“Where did you get it?”
Unable to escape, Julie replied in a lowered voice, “It was given me by—a—a herb woman who had helped people I know—of. She has gone away. I can’t find her. I need the medicine”—with rising spirit and an attempt at dignity—“it’s a native specific.”
“Wait, I will try and analyze it.” He turned into his tiny laboratory, the pellet, the last one, stuck perilously on his moist thumb.
Julie sat down and studied respectfully the irrefutable bottles. The clerk mixed himself a surreptitious drink behind the counter, and fell into gentle extinction.
Finally Kantz’s great shape moved in, and Julie, glancing up, found him looking at her very hard—stare which even before he opened his mouth, threw every cell in her into turmoil.

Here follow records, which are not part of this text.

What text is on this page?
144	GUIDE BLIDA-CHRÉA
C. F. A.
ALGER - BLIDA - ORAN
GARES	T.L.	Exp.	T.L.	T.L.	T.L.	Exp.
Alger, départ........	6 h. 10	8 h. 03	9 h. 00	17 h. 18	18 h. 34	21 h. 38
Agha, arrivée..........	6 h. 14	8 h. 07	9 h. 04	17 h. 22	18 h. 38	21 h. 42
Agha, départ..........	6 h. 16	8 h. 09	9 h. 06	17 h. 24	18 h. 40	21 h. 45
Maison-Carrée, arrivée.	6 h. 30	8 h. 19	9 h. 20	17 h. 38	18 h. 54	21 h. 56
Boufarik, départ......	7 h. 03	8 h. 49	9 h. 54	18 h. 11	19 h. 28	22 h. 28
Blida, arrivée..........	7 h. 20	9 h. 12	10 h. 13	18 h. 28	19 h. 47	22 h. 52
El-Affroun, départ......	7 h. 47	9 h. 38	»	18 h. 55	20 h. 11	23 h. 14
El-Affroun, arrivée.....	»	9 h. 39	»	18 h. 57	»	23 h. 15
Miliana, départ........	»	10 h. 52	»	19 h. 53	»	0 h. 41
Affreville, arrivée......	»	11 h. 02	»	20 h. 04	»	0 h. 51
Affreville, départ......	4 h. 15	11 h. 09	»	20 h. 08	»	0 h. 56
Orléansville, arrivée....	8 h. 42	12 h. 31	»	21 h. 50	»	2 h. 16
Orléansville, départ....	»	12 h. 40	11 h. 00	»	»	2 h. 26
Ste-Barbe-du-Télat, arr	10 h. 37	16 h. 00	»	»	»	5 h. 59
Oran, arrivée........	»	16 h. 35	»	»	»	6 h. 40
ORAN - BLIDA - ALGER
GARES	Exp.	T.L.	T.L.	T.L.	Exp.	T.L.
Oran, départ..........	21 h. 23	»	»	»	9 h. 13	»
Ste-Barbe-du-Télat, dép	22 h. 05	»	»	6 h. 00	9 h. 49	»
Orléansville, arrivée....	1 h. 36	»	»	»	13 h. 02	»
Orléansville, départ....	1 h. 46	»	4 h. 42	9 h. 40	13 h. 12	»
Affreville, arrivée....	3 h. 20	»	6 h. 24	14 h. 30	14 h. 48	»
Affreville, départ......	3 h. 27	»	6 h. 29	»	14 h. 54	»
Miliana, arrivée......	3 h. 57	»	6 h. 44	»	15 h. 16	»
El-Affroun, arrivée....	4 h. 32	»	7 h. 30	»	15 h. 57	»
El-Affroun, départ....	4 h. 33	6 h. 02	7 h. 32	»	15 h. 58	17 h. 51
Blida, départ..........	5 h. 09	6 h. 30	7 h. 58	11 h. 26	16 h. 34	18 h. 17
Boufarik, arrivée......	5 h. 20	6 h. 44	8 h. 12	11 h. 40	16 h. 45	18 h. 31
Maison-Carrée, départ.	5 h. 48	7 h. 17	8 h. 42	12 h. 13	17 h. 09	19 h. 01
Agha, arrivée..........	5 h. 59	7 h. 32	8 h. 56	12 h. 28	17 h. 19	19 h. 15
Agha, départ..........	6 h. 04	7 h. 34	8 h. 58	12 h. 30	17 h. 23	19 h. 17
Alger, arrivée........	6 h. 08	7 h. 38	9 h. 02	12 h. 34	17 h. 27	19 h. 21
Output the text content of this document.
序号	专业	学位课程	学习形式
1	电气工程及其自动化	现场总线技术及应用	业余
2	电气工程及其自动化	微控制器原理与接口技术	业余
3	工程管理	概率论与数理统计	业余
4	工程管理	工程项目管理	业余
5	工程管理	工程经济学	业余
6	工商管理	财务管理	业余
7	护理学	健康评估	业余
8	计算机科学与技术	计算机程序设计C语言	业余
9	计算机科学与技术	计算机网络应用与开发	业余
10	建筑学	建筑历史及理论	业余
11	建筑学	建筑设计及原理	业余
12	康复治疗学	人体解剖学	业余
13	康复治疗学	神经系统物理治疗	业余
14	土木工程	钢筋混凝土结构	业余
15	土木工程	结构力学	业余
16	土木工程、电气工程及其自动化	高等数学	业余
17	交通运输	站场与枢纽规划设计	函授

“Ach! I have lived in the East for forty years, and do you think I do not know all the tricks of your kind?”
The girl tried to be sure that she was not confronting a maniac—but he was so monstrously calm. “What do you mean?” she quavered in fright.
“That you will not get any more of that medicine, here or in any other drug store unless the keeper wishes to go to Bilibid.”[1]
He employed a threatening, familiar tone. Once she had heard a man speak to a drunkard like that.
“What is the stuff?” she cried wildly. “Is it poison? Tell me at once.”